Bajo el sistema vigente todo seguirá su curso, corregido y aumentando, por las falsas promesas e ilusiones del posibilismo político y del voluntarismo activista. Sí, las iniciativas reformistas, además, serán derrotadas una tras otra. El reformismo es una megafactoría que genera a los pocos años activistas desencantados, quemados, derrotados, que dejan el activismo y se dedican a sus quehaceres de la vida privada. Como nos muestra la experiencia, el reformista medio de hoy, en 5 años, o  llega a ser diputado en algún parlamento (un cipayo, en román paladino) o se convierte en un desencantado.

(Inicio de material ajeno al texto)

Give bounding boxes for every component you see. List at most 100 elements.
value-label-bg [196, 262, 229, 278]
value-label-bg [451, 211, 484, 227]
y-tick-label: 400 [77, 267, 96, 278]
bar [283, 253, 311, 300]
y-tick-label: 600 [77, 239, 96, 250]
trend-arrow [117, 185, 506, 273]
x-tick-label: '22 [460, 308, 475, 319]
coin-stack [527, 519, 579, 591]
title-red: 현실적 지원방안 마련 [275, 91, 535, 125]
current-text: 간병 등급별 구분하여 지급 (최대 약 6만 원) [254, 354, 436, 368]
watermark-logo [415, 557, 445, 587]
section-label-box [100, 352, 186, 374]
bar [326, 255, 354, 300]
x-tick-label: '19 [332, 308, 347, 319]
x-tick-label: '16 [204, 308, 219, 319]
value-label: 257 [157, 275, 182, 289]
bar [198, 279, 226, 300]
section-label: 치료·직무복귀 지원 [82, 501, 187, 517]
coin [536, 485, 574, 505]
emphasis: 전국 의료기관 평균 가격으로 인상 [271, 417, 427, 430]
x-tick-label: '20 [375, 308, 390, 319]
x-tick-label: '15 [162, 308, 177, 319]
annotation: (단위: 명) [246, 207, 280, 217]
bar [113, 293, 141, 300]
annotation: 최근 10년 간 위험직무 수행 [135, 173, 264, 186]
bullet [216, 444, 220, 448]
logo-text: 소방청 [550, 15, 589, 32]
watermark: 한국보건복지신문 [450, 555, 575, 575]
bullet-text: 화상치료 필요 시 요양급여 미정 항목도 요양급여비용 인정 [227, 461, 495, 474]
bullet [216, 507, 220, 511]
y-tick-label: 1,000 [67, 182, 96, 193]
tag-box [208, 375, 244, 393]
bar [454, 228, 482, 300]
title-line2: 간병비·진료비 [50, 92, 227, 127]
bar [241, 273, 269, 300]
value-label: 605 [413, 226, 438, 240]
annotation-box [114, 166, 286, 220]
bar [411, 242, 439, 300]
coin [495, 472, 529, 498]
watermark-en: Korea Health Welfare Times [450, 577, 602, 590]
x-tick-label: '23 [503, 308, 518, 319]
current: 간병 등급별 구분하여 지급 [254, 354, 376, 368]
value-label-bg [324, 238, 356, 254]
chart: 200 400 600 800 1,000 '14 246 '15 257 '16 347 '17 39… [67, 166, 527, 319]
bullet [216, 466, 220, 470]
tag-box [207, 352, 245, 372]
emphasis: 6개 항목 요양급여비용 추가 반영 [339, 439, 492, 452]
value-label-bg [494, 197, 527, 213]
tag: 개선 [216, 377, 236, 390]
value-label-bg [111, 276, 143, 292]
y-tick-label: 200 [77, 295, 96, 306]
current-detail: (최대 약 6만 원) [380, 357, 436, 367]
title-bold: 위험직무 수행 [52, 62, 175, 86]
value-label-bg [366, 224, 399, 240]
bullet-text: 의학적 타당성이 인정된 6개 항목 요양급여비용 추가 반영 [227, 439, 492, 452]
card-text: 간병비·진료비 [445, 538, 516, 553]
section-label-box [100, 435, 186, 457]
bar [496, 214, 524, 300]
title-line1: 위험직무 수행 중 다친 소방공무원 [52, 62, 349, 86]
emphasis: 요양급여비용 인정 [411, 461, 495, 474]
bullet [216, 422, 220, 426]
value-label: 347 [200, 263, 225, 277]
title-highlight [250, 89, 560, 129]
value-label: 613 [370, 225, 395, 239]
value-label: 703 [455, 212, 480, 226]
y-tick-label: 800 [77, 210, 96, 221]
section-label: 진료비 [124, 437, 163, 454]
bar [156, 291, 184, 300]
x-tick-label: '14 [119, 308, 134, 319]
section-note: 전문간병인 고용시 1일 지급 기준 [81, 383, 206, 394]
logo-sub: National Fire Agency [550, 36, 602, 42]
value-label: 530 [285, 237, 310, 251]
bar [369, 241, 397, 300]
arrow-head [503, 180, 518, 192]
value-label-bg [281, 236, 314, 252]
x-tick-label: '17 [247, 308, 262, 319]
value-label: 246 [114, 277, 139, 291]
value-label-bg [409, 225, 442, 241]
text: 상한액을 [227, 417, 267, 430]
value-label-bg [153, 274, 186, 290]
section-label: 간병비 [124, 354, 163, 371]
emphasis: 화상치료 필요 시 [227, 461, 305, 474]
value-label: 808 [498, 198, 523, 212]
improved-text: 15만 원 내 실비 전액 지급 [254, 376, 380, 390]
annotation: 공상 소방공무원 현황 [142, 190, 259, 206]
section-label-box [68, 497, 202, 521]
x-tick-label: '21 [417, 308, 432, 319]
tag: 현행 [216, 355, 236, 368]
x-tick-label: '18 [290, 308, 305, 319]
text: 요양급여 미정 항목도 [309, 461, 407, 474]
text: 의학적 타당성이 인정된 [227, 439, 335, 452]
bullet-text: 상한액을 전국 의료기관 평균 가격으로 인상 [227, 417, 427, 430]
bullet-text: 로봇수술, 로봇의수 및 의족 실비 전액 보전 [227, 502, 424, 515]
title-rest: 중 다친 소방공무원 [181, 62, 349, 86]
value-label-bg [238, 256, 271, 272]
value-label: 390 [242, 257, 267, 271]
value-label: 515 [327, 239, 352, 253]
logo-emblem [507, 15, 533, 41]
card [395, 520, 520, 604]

En concreto, el típico reformista de izquierdas acabará en mercadillos «medievales» vendiendo baratijas, o haciendo piercings y tatuajes; o bien se convertirá en un gurú espiritual tras sus viajes a Tailandia; con suerte comprará una parcela en el mundo rural y, con mucha «suerte», un chalet en una urbanización alejada de la chusma lumpen; o se irá al monte para aislarse de todo aquello que él mismo ha participado en crear y que ahora le supera, aturde y destruye, para, finalmente, darse cuenta (o no) de que SIN REVOLUCIÓN todo será EXTINCIÓN.

Mientras tanto, “el elegido”, el arribista, el cipayo, el futuro líder, el activista de vanguardia, el que se «sacrifica» por los demás, el que se implica más que otros, el que se quiere dedicar profesionalmente a solucionar la vida a la gente común, engañará y se autoengañará nuevamente con el mantra de que es necesario delegar. Para que unos hagan por otros, para que unos manden sobre los demás, para que tomen decisiones por ellos. Según defienden estos salvapatrias, el sujeto medio no tiene tiempo para “ser militante”, así que requiere de un líder. Entonces, el líder presume de sacrificado, lo da todo por ese holgazán que prefiere centrarse en su vida privada.

Los falsos profetas, ávidos de voluntad de poder y disfrazados de corderos, tendrán su lugar en la historia, en la de los impostores y traidores. En contra de la gran causa humana que no es otra que la causa de la libertad con responsabilidad. No hay atajos. O REVOLUCIÓN o extinción.